For a second, the only thing I could think to ask was, "Expecting what exactly?"
But before I uttered another word she began covering key issues such as the potential due date, ultrasound, and prenatal vitamins. It was only when I broke in to ask if she was absolutely certain, that she began to suspect that the blessed event was, at the very least, unexpected.
I suppose it was a combination of guilt, embarrassment, and shock that kept me from confiding the extent of my apprehension.
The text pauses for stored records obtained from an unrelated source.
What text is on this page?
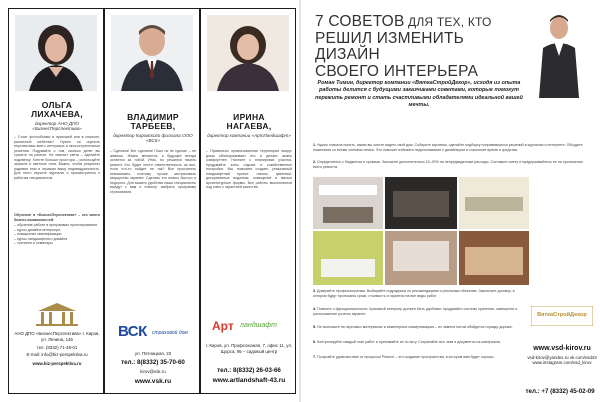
ОЛЬГА
ЛИХАЧЕВА,
директор АНО ДПО «БизнесПерспектива»
– Стоит фотообоями в прихожей или в спальне, различной мебелью? Нужно ли оценить перспективы всего интерьера и многоступенчатые решения. Подумайте о том, сколько денег вы тратите на ремонт. Не хватает света – сделайте подсветку. Хотите больше простора – используйте зеркала и светлые тона. Важно, чтобы результат радовал глаз и отражал вашу индивидуальность. Для этого изучите журналы и присмотритесь к работам специалистов.
Обучение в «БизнесПерспективе» – это много бизнес-возможностей:
– обучение работе в программах проектирования
– курсы дизайна интерьера
– повышение квалификации
– курсы ландшафтного дизайна
– тренинги и семинары
АНО ДПО «БизнесПерспектива» г. Киров, ул. Ленина, 145
тел. (8332) 71-48-01
E-mail: info@biz-perspektiva.ru
www.biz-perspektiva.ru
ВЛАДИМИР
ТАРБЕЕВ,
директор Кировского филиала ООО «ВСК»
– Сделали! Вот сделали! Пока ты не сделал – не живешь. Жизнь меняется, и будущее всегда остается за тобой. Итак, ты решился начать ремонт. Кто будет нести ответственность за все, если что-то пойдет не так? Все просчитать невозможно, поэтому лучше застраховать имущество заранее. Сделать это можно быстро и недорого. Для вашего удобства наши специалисты выедут к вам и помогут выбрать программу страхования.
ВСК страховой дом
ул. Пятницкая, 23
тел.: 8(8332) 35-70-60
kirov@vsk.ru
www.vsk.ru
ИРИНА
НАГАЕВА,
директор компании «АртЛандшафт»
– Правильно организованная территория вокруг дома облагораживает его и делает жизнь комфортнее. Начните с планировки участка, продумайте зоны отдыха и хозяйственные постройки. Мы поможем создать уникальный ландшафтный проект: газоны, цветники, декоративные водоемы, освещение и малые архитектурные формы. Все работы выполняются под ключ с гарантией качества.
Арт ландшафт
г. Киров, ул. Профсоюзная, 7, офис 11, ул. Щорса, 95 – садовый центр
тел.: 8(8332) 26-03-66
www.artlandshaft-43.ru
7 СОВЕТОВ ДЛЯ ТЕХ, КТО
РЕШИЛ ИЗМЕНИТЬ ДИЗАЙН
СВОЕГО ИНТЕРЬЕРА
Роман Тимин, директор компании «ВяткаСтройДекор», исходя из опыта работы делится с будущими заказчиками советами, которые помогут пережить ремонт и стать счастливыми обладателями идеальной вашей мечты.
1. Нужно сначала понять, каким вы хотите видеть свой дом. Соберите картинки, сделайте подборку понравившихся решений в журналах и интернете. Обсудите пожелания со всеми членами семьи. Это поможет избежать недопонимания с дизайнером и сэкономит время и средства.
2. Определитесь с бюджетом и сроками. Заложите дополнительно 15–20% на непредвиденные расходы. Составьте смету и придерживайтесь ее на протяжении всего ремонта.
3. Доверяйте профессионалам. Выбирайте подрядчика по рекомендациям и реальным объектам. Заключите договор, в котором будут прописаны сроки, стоимость и гарантии на все виды работ.
4. Помните о функциональности. Красивый интерьер должен быть удобным: продумайте систему хранения, освещение и расположение розеток заранее.
5. Не экономьте на черновых материалах и инженерных коммуникациях – их замена потом обойдется гораздо дороже.
6. Контролируйте каждый этап работ и принимайте их по акту. Сохраняйте все чеки и документы на материалы.
7. Получайте удовольствие от процесса! Ремонт – это создание пространства, в котором вам будет хорошо.
ВяткаСтройДекор
www.vsd-kirov.ru
vsd-kirov@yandex.ru vk.com/vsd43 www.instagram.com/vsd_kirov
тел.: +7 (8332) 45-02-09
Although I didn't let on, that moment in her office marked the beginning of several difficult weeks in which I struggled to come to grips with the news.
At first I was convinced that I couldn't possibly have a baby during my first year on the tenure track. The thought of telling the department chairman, dean, provost, and my colleagues that I was pregnant seemed unfathomable. Besides, having followed The Chronicle's online discussion last winter regarding the American Association of University Professors' model family leave policy, I was cognizant of the reactions that motherhood in the academy engendered. And hard as I might, I could not think of anyone I knew personally or otherwise who had attempted to walk this tightrope during her first year.
Weeks of panic subsided somewhat, however, when an ultrasound revealed that the baby was due over winter break. The possibility that I could fulfill my teaching responsibilities and have the baby without having to request maternity leave gave me a modicum of hope. That, coupled with the fact that my husband's grandmother agreed to move halfway across the country to help us manage the tricky issue of childcare, helped convince me that I might actually be able to do this.
With renewed determination, I made an appointment to speak with the chairman of my department. The Sunday before our meeting, however, The New York Times ran a feature in its "Education Life" section that put a damper on my resolve. "By all accounts," the article read, "the intense competition, the long hours, and the unspoken expectations of the academy's traditionally male culture conspire to make it really, really hard to have a baby and be a professor." These statements, coupled with the firsthand accounts of respected women in the academy who struggled with this issue only to conclude that "you simply can't give 100 percent to the academy when you have children," and that "parenting is not a welcome event in the academy" left me feeling somewhat queasy.
The one bright spot in the piece came at the end in describing how many young women of my generation not only feel "entitled to be here," but view the "Hobson's choice" between motherhood and professional life as "outrageous." That description struck me immediately because it is as accurate a characterization of my circumstances as I have found.
From the moment I sat in the doctor's office, I knew that this was a choice without an alternative. The unspoken benefit of a "Hobson's Choice," of course, is that it leaves you with little room to maneuver. In my case, for instance, it has left me with no choice but to do something I never would have done of my own volition, to attempt to balance the demands of pending motherhood and my first year on the tenure track.